Il mare accarezza la costa, scopre anfratti da cui si affacciano piccoli granchi, sui frangiflutti un vecchio pescatore arriccia un polpo.
Le auto sfrecciano sul lungomare, i guidatori si lasciano distrarre dall’azzurro e dalle piccole imbarcazioni in uscita dal porticciolo del Margherita. Un ragazzo e il nonno gettano gli ami e grossi pesci abboccano, trasferiti in un secchio di plastica celeste attenderanno una fine, lo spazio infinito d’un tratto diviene ricordo.
Luca questo mare non lo ha osservato, aveva altro da fare, fuggire da una vita in cui era stato costretto, relegato in un angolo buio, la luce era un calcio ad un pallone sognando di diventare un giorno il nuovo Cassano. Escono i quadri, bocciatura al primo anno del liceo, un altro tassello da aggiungere al puzzle dei suoi fallimenti, non lo aveva colto di sorpresa. Non aveva passato gli ultimi nove mesi a studiare, si era limitato a leggere e scrivere qualcosa, poche parole, pochi numeri, poche formule, poco tutto. La sua attenzione, i suoi sforzi erano tutti indirizzati alle immaginifiche traiettorie che un pallone poteva disegnare prima di gonfiare la rete della porta avversaria. Traiettorie di sogni.

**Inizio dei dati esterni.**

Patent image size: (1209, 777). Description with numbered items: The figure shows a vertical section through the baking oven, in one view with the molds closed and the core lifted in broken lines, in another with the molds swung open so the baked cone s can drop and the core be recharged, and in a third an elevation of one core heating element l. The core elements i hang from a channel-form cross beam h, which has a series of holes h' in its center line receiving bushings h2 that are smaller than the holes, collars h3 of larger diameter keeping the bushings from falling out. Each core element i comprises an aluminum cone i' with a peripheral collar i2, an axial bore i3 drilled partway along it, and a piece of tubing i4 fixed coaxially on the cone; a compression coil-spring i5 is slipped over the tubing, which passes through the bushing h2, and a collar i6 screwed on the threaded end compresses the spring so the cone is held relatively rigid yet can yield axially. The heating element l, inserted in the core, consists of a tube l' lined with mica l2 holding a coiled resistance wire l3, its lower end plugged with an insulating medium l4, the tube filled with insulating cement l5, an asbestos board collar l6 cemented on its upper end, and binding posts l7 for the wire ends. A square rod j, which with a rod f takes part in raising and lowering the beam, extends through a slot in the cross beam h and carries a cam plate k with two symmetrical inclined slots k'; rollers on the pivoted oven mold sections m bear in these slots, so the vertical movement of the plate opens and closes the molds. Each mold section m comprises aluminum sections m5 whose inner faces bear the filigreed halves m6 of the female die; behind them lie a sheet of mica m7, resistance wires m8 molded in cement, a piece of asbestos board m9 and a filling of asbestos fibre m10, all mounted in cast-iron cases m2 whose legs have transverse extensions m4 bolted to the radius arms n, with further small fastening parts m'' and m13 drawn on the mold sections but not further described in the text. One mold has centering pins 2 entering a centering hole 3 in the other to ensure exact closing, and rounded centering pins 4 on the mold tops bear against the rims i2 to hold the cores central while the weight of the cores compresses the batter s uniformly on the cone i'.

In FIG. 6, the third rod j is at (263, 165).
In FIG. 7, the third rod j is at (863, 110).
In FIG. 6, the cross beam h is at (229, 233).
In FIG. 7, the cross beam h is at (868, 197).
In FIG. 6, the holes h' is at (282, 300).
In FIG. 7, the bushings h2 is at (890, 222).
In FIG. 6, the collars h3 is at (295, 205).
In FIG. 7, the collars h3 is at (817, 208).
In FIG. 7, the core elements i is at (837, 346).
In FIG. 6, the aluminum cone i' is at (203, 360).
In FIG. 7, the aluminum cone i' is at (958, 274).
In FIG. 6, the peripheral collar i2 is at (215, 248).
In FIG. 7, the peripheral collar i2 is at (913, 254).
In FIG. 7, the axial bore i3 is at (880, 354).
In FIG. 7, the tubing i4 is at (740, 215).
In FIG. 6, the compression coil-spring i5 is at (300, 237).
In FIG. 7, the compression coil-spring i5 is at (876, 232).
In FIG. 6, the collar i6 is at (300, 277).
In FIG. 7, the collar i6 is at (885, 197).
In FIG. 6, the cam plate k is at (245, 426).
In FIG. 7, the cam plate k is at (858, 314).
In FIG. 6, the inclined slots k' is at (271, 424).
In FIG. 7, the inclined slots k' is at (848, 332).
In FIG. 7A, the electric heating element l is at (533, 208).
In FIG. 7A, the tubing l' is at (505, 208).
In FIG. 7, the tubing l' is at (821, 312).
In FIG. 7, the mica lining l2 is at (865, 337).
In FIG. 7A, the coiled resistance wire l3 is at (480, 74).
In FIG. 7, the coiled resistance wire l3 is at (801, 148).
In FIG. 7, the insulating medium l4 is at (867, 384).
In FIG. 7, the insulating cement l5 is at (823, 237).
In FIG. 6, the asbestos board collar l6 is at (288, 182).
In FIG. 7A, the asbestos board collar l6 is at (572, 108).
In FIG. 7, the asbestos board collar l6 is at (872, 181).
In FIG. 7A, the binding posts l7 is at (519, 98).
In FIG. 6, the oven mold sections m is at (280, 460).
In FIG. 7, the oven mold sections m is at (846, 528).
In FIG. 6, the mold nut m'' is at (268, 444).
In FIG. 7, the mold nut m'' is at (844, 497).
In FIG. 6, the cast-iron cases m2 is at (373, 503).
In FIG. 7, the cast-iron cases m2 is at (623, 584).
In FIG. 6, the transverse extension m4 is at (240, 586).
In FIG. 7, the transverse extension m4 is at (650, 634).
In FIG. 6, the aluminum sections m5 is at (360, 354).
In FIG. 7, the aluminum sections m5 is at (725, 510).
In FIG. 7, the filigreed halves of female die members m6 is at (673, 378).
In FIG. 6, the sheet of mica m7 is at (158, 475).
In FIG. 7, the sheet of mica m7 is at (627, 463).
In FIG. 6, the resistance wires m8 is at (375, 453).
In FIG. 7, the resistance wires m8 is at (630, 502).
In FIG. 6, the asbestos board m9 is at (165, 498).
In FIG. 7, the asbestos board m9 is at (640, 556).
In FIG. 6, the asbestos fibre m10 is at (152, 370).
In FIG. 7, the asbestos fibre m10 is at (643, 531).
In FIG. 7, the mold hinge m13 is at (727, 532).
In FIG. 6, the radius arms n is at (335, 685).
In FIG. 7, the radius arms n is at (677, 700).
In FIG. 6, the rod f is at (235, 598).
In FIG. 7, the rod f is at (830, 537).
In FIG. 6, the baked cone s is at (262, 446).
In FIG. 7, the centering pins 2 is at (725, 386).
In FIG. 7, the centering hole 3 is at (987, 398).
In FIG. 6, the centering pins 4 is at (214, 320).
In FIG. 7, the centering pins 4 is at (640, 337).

Nella solitudine della sua camera aveva aperto la finestra, guardato il mare, i lampioni del lungomare Nazario Sauro, confine tra terra e acqua, asfalto e fondale. Ora la visione era nuova, “il lungomare disteso”, striscia tra i palazzi e l’infinito, era una linea sottratta all’azzurro, era il modo per la città di adagiarsi accanto al suo mare. Sull’asfalto nero un pallone colorato rotola, disegna una traiettoria nuova. Niccolò si precipita in strada lo raccoglie per restituirlo al bambino che lo ha perso. Un attimo, un sorriso, un sogno.